Она умерла спустя год после смерти Иакова — это было медленное, постепенное угасание. Сначала Мария перестала выходить на улицу, потом покидать свою комнату, потом самостоятельно передвигаться и по комнате: это походило на процесс роста новорожденного младенца, запущенный в обратном направлении. Ее мир съеживался, становясь все меньше, она уже не говорила, и лишь ее руки, ее милосердные руки еще двигались, так что мать Иисуса смогла удостоить всех нас прощального благословения.
Когда ее руки коснулись моего чела, я ощутила, как вытекает из нее последняя сила, и взмолилась о том, чтобы хотя бы малая толика ее осталась со мной. Мне хотелось быть ее дочерью и продолжить ее жизнь.
Дух Святой сказал нам, что ее следует похоронить в пещере у подножия Елеонской горы. Торжественной и скорбной процессией мы спустились по крутому откосу, унося ее тело на носилках за пределы Иерусалима, а потом немного поднялись по противоположному склону наверх, туда, где находилась пещера.
Приближаясь, я приметила темные кипарисы, качавшиеся на свежем ветру.
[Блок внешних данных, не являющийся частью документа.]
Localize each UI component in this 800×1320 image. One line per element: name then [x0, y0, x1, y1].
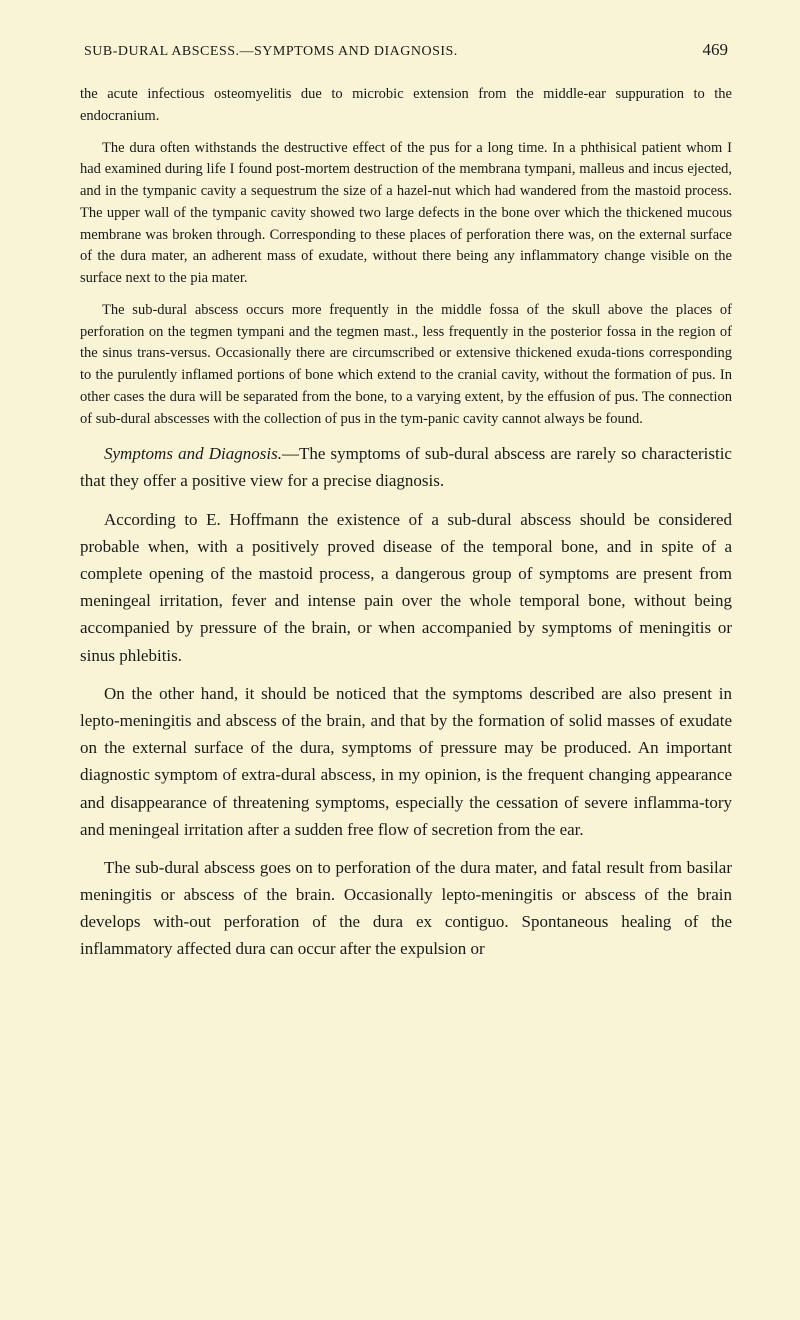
paragraph-1: the acute infectious osteomyelitis due t… [80, 84, 732, 128]
paragraph-7: The sub-dural abscess goes on to perfora… [80, 854, 732, 963]
paragraph-2: The dura often withstands the destructiv… [80, 138, 732, 290]
paragraph-4: Symptoms and Diagnosis.—The symptoms of … [80, 440, 732, 494]
page-header: SUB-DURAL ABSCESS.—SYMPTOMS AND DIAGNOSI… [80, 40, 732, 60]
paragraph-6: On the other hand, it should be noticed … [80, 680, 732, 843]
paragraph-3: The sub-dural abscess occurs more freque… [80, 300, 732, 431]
symptoms-diagnosis-heading: Symptoms and Diagnosis. [104, 444, 282, 463]
paragraph-5: According to E. Hoffmann the existence o… [80, 506, 732, 669]
page-number: 469 [703, 40, 729, 60]
header-title: SUB-DURAL ABSCESS.—SYMPTOMS AND DIAGNOSI… [84, 44, 458, 60]
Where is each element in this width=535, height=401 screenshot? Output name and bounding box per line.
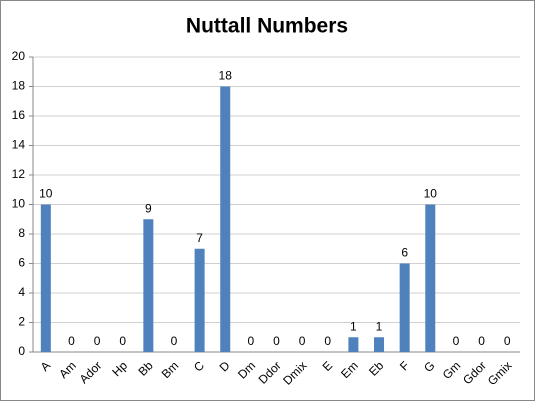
data-label: 7 — [196, 231, 203, 245]
bar — [399, 263, 410, 352]
bar — [143, 219, 154, 352]
data-label: 9 — [145, 201, 152, 215]
data-label: 0 — [171, 334, 178, 348]
bar — [220, 86, 231, 352]
bar — [348, 337, 359, 352]
data-label: 0 — [119, 334, 126, 348]
chart-title: Nuttall Numbers — [186, 15, 348, 38]
bar — [40, 204, 51, 352]
data-label: 1 — [376, 319, 383, 333]
y-tick-label: 14 — [12, 138, 26, 152]
bar — [374, 337, 385, 352]
data-label: 10 — [39, 187, 53, 201]
y-tick-label: 12 — [12, 167, 26, 181]
data-label: 0 — [248, 334, 255, 348]
data-label: 0 — [324, 334, 331, 348]
data-label: 0 — [299, 334, 306, 348]
data-label: 0 — [504, 334, 511, 348]
data-label: 0 — [453, 334, 460, 348]
data-label: 18 — [219, 69, 233, 83]
y-tick-label: 4 — [18, 285, 25, 299]
y-tick-label: 20 — [12, 49, 26, 63]
bar — [425, 204, 436, 352]
y-tick-label: 6 — [18, 256, 25, 270]
data-label: 0 — [94, 334, 101, 348]
y-tick-label: 2 — [18, 315, 25, 329]
y-tick-label: 0 — [18, 344, 25, 358]
y-tick-label: 18 — [12, 79, 26, 93]
data-label: 6 — [401, 246, 408, 260]
y-tick-label: 16 — [12, 108, 26, 122]
y-tick-label: 8 — [18, 226, 25, 240]
data-label: 0 — [478, 334, 485, 348]
data-label: 1 — [350, 319, 357, 333]
y-tick-label: 10 — [12, 197, 26, 211]
data-label: 0 — [68, 334, 75, 348]
data-label: 0 — [273, 334, 280, 348]
bar — [194, 248, 205, 352]
data-label: 10 — [424, 187, 438, 201]
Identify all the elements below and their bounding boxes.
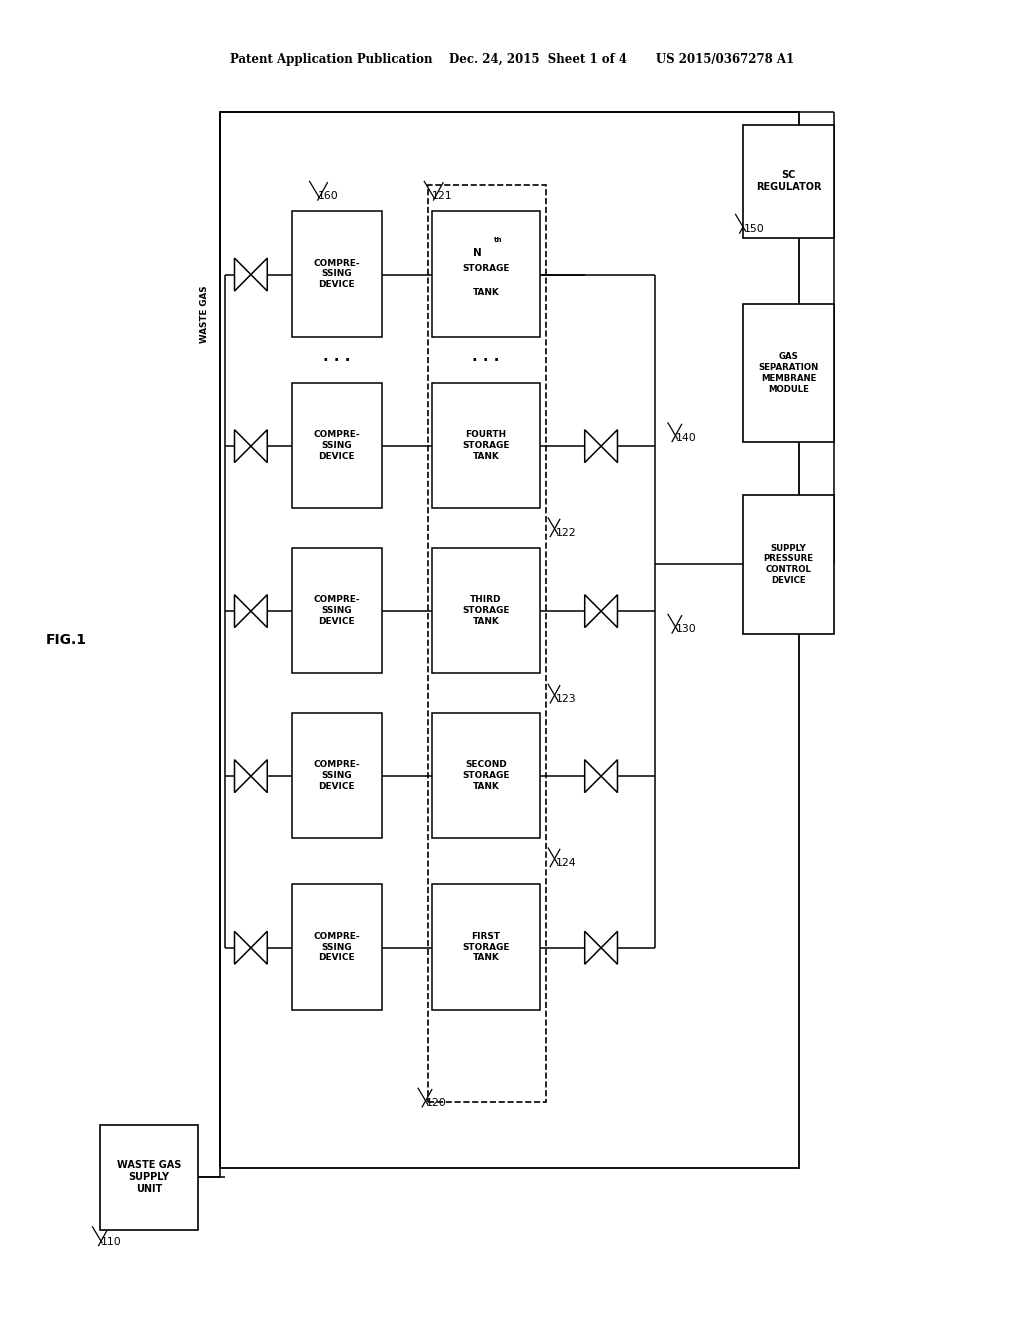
Polygon shape [585, 430, 601, 462]
Bar [292, 713, 382, 838]
Text: 110: 110 [100, 1237, 121, 1247]
Bar [292, 548, 382, 673]
Text: COMPRE-
SSING
DEVICE: COMPRE- SSING DEVICE [313, 430, 360, 461]
Text: FIRST
STORAGE
TANK: FIRST STORAGE TANK [462, 932, 510, 962]
Text: FIG.1: FIG.1 [46, 634, 87, 647]
Text: N: N [473, 248, 482, 257]
Polygon shape [234, 259, 251, 290]
Polygon shape [585, 595, 601, 627]
Bar [432, 713, 540, 838]
Bar [432, 548, 540, 673]
Bar [743, 125, 834, 238]
Text: 140: 140 [676, 433, 696, 444]
Text: SECOND
STORAGE
TANK: SECOND STORAGE TANK [462, 760, 510, 791]
Polygon shape [251, 760, 267, 792]
Text: COMPRE-
SSING
DEVICE: COMPRE- SSING DEVICE [313, 259, 360, 289]
Text: TANK: TANK [472, 288, 500, 297]
Polygon shape [601, 430, 617, 462]
Bar [292, 383, 382, 508]
Bar [100, 1125, 198, 1230]
Text: GAS
SEPARATION
MEMBRANE
MODULE: GAS SEPARATION MEMBRANE MODULE [759, 352, 818, 393]
Text: th: th [494, 236, 503, 243]
Polygon shape [251, 595, 267, 627]
Polygon shape [251, 932, 267, 964]
Text: 160: 160 [317, 191, 338, 202]
Text: 121: 121 [432, 191, 453, 202]
Polygon shape [585, 760, 601, 792]
Polygon shape [585, 932, 601, 964]
Polygon shape [234, 595, 251, 627]
Polygon shape [601, 932, 617, 964]
Polygon shape [234, 430, 251, 462]
Polygon shape [601, 760, 617, 792]
Bar [432, 383, 540, 508]
Bar [292, 884, 382, 1010]
Text: 122: 122 [556, 528, 577, 539]
Polygon shape [601, 595, 617, 627]
Text: · · ·: · · · [472, 352, 500, 368]
Polygon shape [251, 259, 267, 290]
Text: 130: 130 [676, 624, 696, 635]
Text: 123: 123 [556, 694, 577, 705]
Bar [220, 112, 799, 1168]
Bar [432, 884, 540, 1010]
Text: SUPPLY
PRESSURE
CONTROL
DEVICE: SUPPLY PRESSURE CONTROL DEVICE [764, 544, 813, 585]
Bar [432, 211, 540, 337]
Bar [292, 211, 382, 337]
Polygon shape [234, 932, 251, 964]
Text: 120: 120 [426, 1098, 446, 1109]
Bar [743, 495, 834, 634]
Text: FOURTH
STORAGE
TANK: FOURTH STORAGE TANK [462, 430, 510, 461]
Text: COMPRE-
SSING
DEVICE: COMPRE- SSING DEVICE [313, 595, 360, 626]
Polygon shape [234, 760, 251, 792]
Text: 150: 150 [743, 224, 764, 235]
Bar [428, 185, 546, 1102]
Text: COMPRE-
SSING
DEVICE: COMPRE- SSING DEVICE [313, 760, 360, 791]
Text: THIRD
STORAGE
TANK: THIRD STORAGE TANK [462, 595, 510, 626]
Text: Patent Application Publication    Dec. 24, 2015  Sheet 1 of 4       US 2015/0367: Patent Application Publication Dec. 24, … [230, 53, 794, 66]
Text: SC
REGULATOR: SC REGULATOR [756, 170, 821, 193]
Text: WASTE GAS: WASTE GAS [201, 285, 209, 343]
Text: STORAGE: STORAGE [462, 264, 510, 273]
Text: COMPRE-
SSING
DEVICE: COMPRE- SSING DEVICE [313, 932, 360, 962]
Text: · · ·: · · · [324, 352, 350, 368]
Text: 124: 124 [556, 858, 577, 869]
Bar [743, 304, 834, 442]
Polygon shape [251, 430, 267, 462]
Text: WASTE GAS
SUPPLY
UNIT: WASTE GAS SUPPLY UNIT [117, 1160, 181, 1195]
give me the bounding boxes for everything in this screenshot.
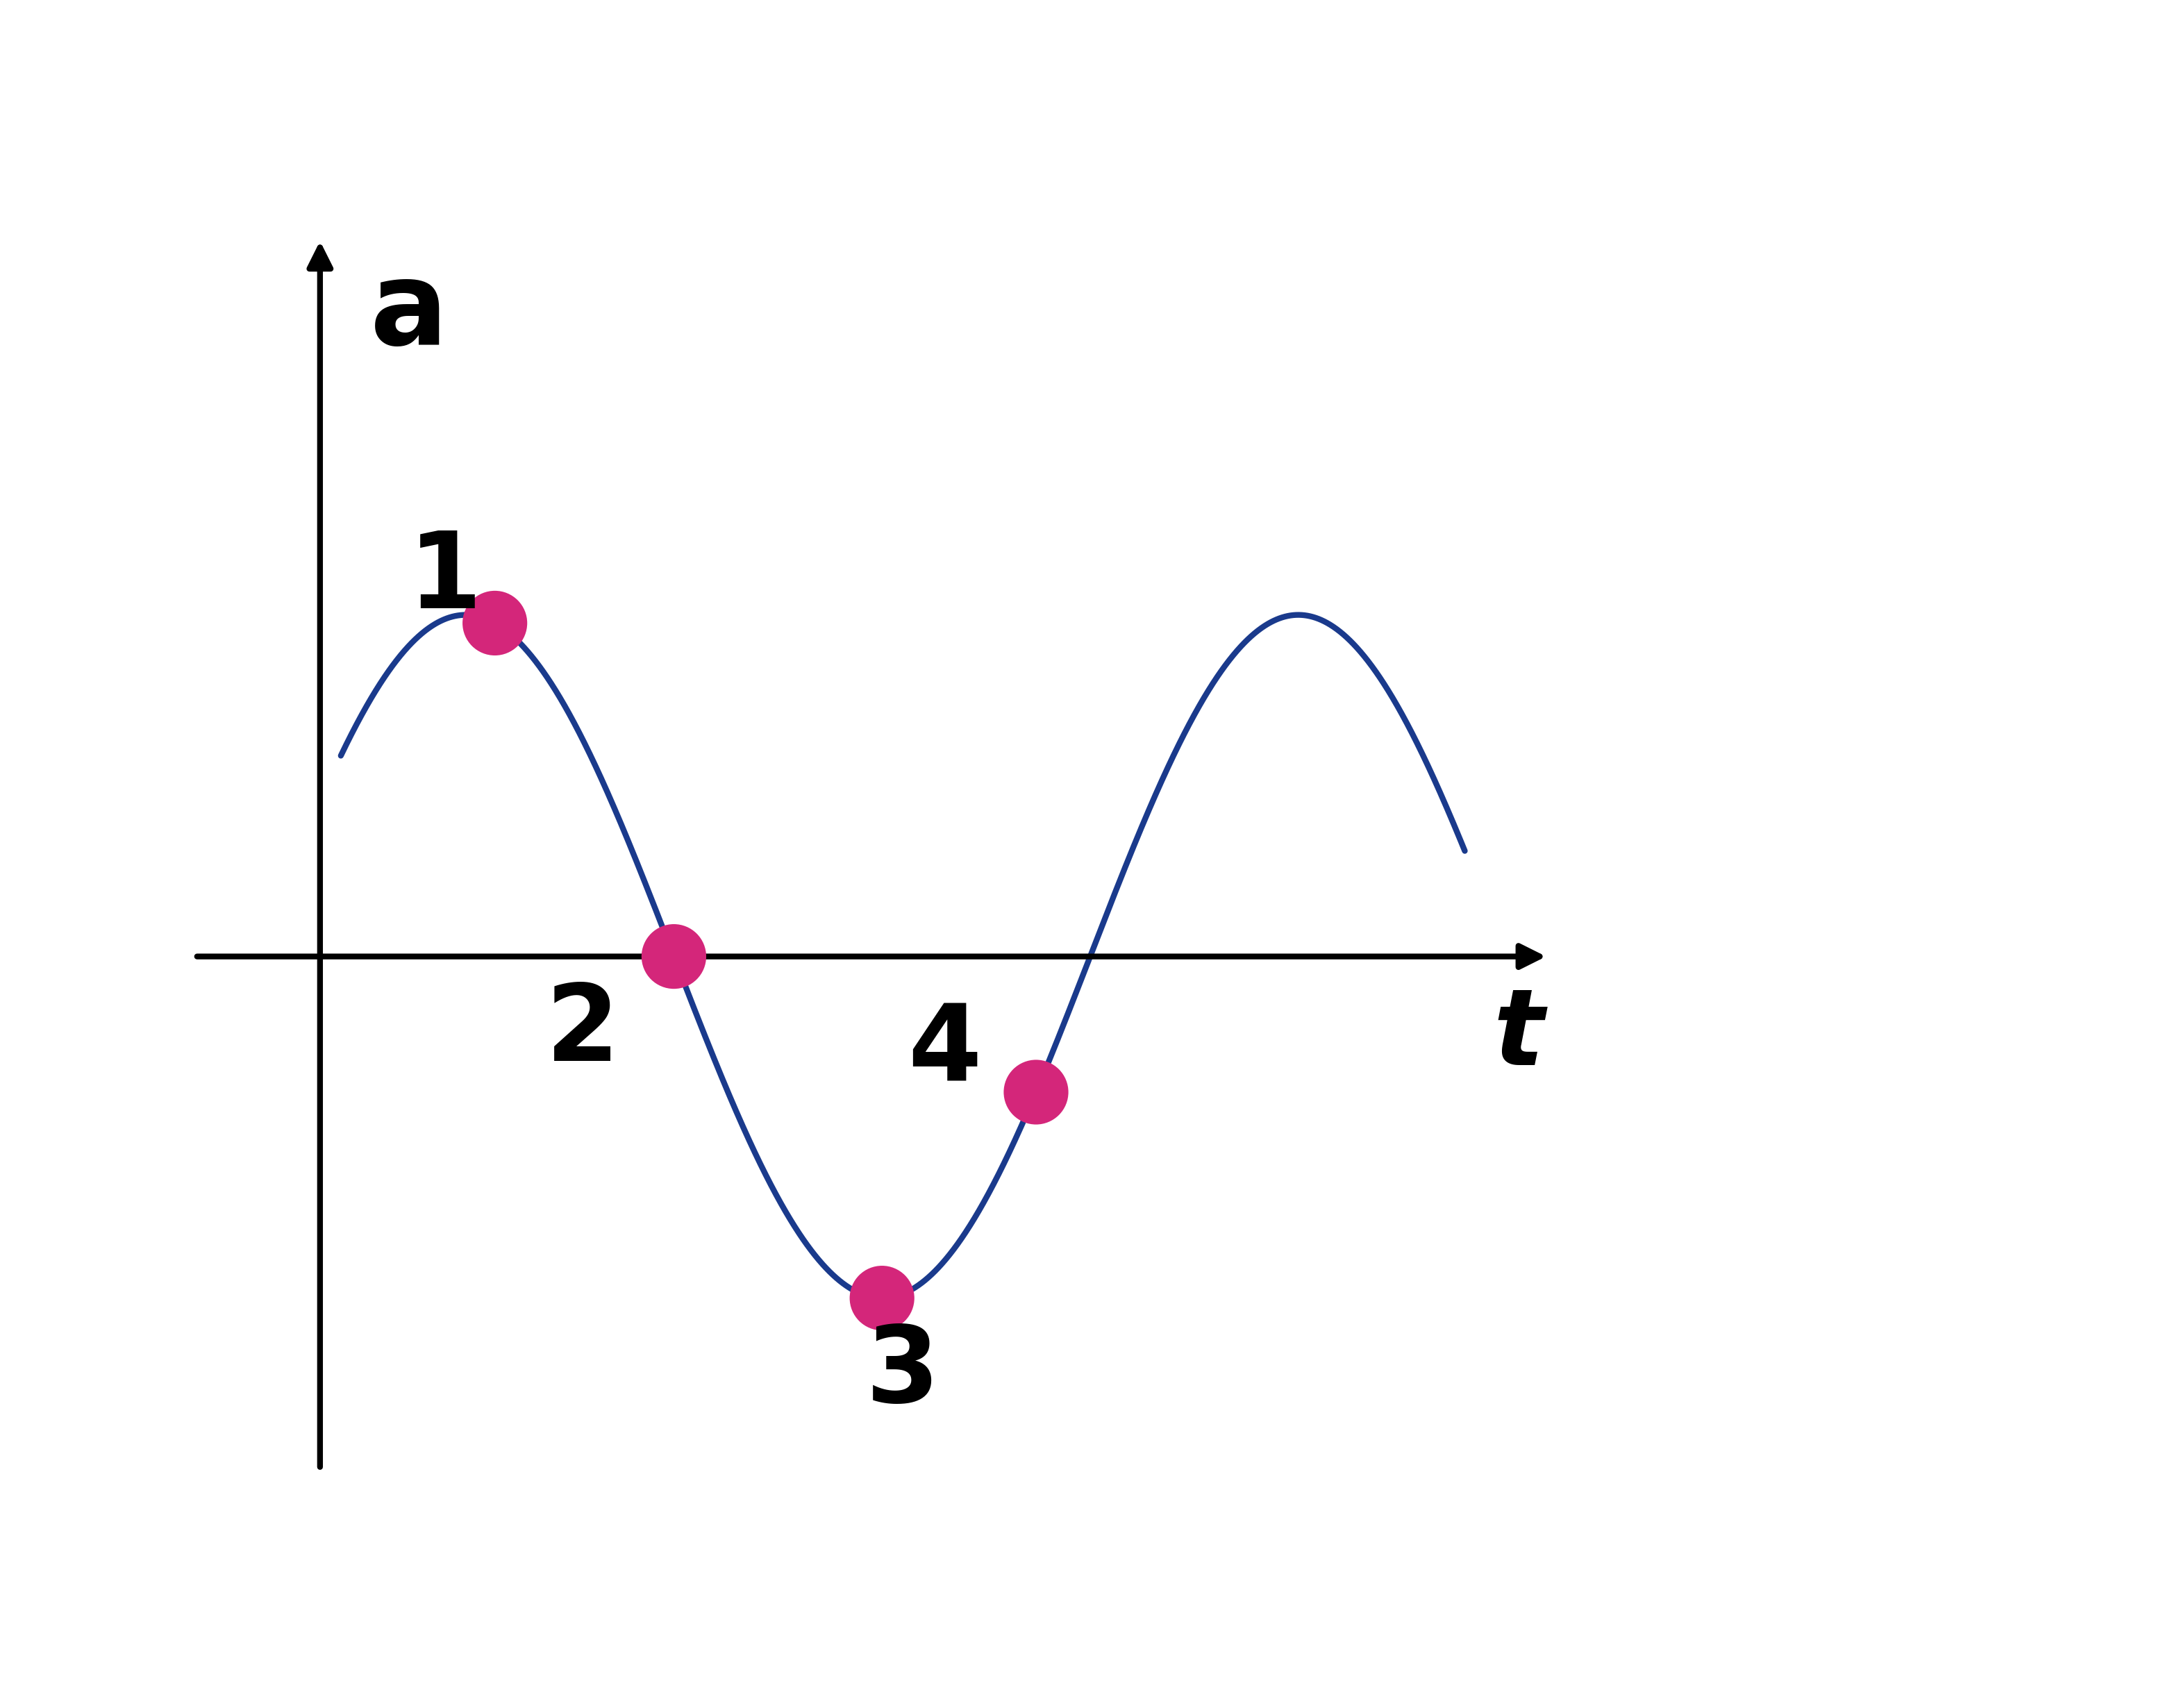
Text: 1: 1 (407, 528, 482, 630)
Text: 4: 4 (906, 999, 981, 1103)
Point (865, 1284, 900, 1312)
Text: a: a (370, 256, 449, 369)
Text: 3: 3 (865, 1322, 939, 1424)
Point (1018, 1078, 1052, 1105)
Point (477, 610, 512, 637)
Text: t: t (1493, 984, 1545, 1088)
Text: 2: 2 (545, 980, 619, 1083)
Point (656, 943, 691, 970)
Да конечно, Дух Святой не напрасно указал нам это место: ему была присуща изначальная, природная торжественность. И, как и открыл нам Дух, среди деревьев показался чернеющий зев грота. Носилки поставили на землю, и мы собрались вокруг них.
Поверх савана Марию укрывал голубой покров, яркий, как утреннее небо над нашими головами. Я стояла рядом с телом, народ же из города все прибывал и прибывал, так что толпа желающих проститься с матерью Иисуса заполнила всю рощу возле пещеры.
Погребальной службой распоряжался племянник Марии Симеон. Симеон, муж пятидесяти с лишним лет, был сыном Клеопы, брата Иосифа-плотника. Я слышала разговоры о том, будто бы его выбрали главой церкви вместо убиенного Иакова, но дело обстояло иначе. Он избрал себя сам и мы не стали спорить. В конце концов, Симеон казался неплохим человеком, а некоторые из нас до сих пор верили в то, что земные родичи Иисуса имеют преимущество перед прочими, ибо в одной с ним крови нечто магическое.
— «Дорога в очах Господних смерть святых Его!»[82]— нараспев прочел Симеон строку из псалма. — Почившая была святой женщиной и великой драгоценностью пред Господом нашим.
Он склонился и поцеловал покров.
Затем носилки подняли и унесли в глубь грота. Мы остались снаружи и стояли там долго, не замечая великолепия утра, ибо глаза наши слепили слезы.
Глава 66
— Петр мертв.
Симеон объявил об этом по окончании одного из наших собраний после того, как мы уже преломили хлеб и помолились. Он поднялся, медленно прошелся по большой комнате дома Иоанна и, встав перед нами, буднично, как нечто обычное, произнес страшные слова. А потом, предупреждая шквал вопросов, который должен был на него обрушиться показал смятое письмо.
— Один из наших братьев прислал весточку из Рима, — сказал он. — Скажу сразу, погиб не один Петр, хотя он, конечно, всем нам близок и дорог. Там состоялась жестокая и беззаконная расправа над великим множеством наших братьев и сестер, коих облыжно обвинили в поджогах. В том, что по их вине разгорелся страшный пожар, уничтоживший большую часть Рима.
— Ничего не понимаю, — пробормотал старый Матфей. Верный ученик Иисуса иссох и ослаб, но все эти годы усердно трудился в Иерусалиме на благо церкви, записывая воспоминания об Иисусе, а заодно ведая нашими счетными и хозяйственными книгами. — Как это может быть?
— Пожар полыхал не один день, выгорела значительная часть города и поползли слухи, что поджигателем был не кто иной, как сам император, ненавистный для многих Нерон, — пояснил Симеон. — Подозревали, будто он поджег город, чтобы расчистить место для осуществления своих грандиозных строительных замыслов. На самом деле императора в это время даже не было в Риме, и он, конечно, не решился бы на подобное безумство, но слухи приобрели такой размах, что ему пришлось оправдываться. Срочно понадобился козел отпущения, и выбор пал на нас.